1989 Munster Senior Hurling Championship final
- Event: 1989 Munster Senior Hurling Championship
| Tipperary | Waterford |
| 0-26 | 2-8 |
- Date: 2 July 1989
- Venue: Páirc Uí Chaoimh, Cork
- Referee: W. Horgan (Cork)
- Attendance: 30,241
- Weather: Sunny

= 1989 Munster Senior Hurling Championship final =

The 1989 Munster Senior Hurling Championship final was a hurling match that was played on 2 July 1989 at the Páirc Uí Chaoimh, Cork. The winners advanced to the semi-finals of the All-Ireland Senior Hurling Championship.

Tipperary and Waterford contested the final, with Tipperary (captained by Bobby Ryan) retaining the title, winning 0–26 to 2–8. Tipperary had a 0–12 to 1–5 lead at half-time.

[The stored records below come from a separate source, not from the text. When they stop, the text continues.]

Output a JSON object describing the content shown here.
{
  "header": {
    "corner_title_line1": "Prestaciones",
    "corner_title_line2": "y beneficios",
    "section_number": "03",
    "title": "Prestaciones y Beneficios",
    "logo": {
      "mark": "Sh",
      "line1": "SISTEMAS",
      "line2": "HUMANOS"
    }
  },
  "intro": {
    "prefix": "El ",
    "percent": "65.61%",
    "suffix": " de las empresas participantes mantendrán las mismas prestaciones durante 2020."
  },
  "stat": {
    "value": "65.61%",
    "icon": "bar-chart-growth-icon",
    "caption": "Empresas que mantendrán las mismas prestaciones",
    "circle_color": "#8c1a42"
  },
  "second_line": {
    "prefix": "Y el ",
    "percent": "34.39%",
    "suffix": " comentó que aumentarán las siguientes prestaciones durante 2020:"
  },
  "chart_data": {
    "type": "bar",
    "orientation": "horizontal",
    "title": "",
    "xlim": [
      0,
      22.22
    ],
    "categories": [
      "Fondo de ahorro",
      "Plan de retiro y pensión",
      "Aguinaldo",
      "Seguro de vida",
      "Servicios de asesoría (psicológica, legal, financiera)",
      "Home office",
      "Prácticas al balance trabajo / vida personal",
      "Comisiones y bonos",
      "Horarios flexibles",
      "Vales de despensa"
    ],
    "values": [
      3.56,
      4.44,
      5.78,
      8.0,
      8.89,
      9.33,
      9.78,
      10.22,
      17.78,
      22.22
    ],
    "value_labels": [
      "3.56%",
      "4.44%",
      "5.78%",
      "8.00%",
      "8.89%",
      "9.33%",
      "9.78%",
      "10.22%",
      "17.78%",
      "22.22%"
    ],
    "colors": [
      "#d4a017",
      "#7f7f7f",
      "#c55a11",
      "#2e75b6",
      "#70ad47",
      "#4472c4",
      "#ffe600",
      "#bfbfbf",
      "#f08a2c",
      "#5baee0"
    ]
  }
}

==Previous Munster Final encounters==

| Date | Venue | Tipperary score | Waterford score | Match report |
|---|---|---|---|---|
| 23 August 1925 | Fraher Field, Dungarvan | 6-06 (24) | 1-02 (5) |  |
| 6 July 1958 | Semple Stadium, Thurles | 4-12 (24) | 1-05 (8) |  |
| 5 August 1962 | Gaelic Grounds, Limerick | 5-14 (29) | 2-03 (9) |  |
| 28 July 1963 | Gaelic Grounds, Limerick | 0-08 (8) | 0-11 (11) |  |

==Match==
===Details===
2 July 1989
Final
  : N. English (0-13), P. Delaney (0-3), M. Cleary (0-3), P. Fox (0-2), J. Cormack (0-1), A. Ryan (0-1), J. Hayes (0-1), J. Leahy (0-1), Conal Bonnar (0-1).
  : K. Delahunty (1-4), L. O'Connor (1-1), S. Aherne (0-1), B. Sullivan (0-1), P. Prendergast (0-1).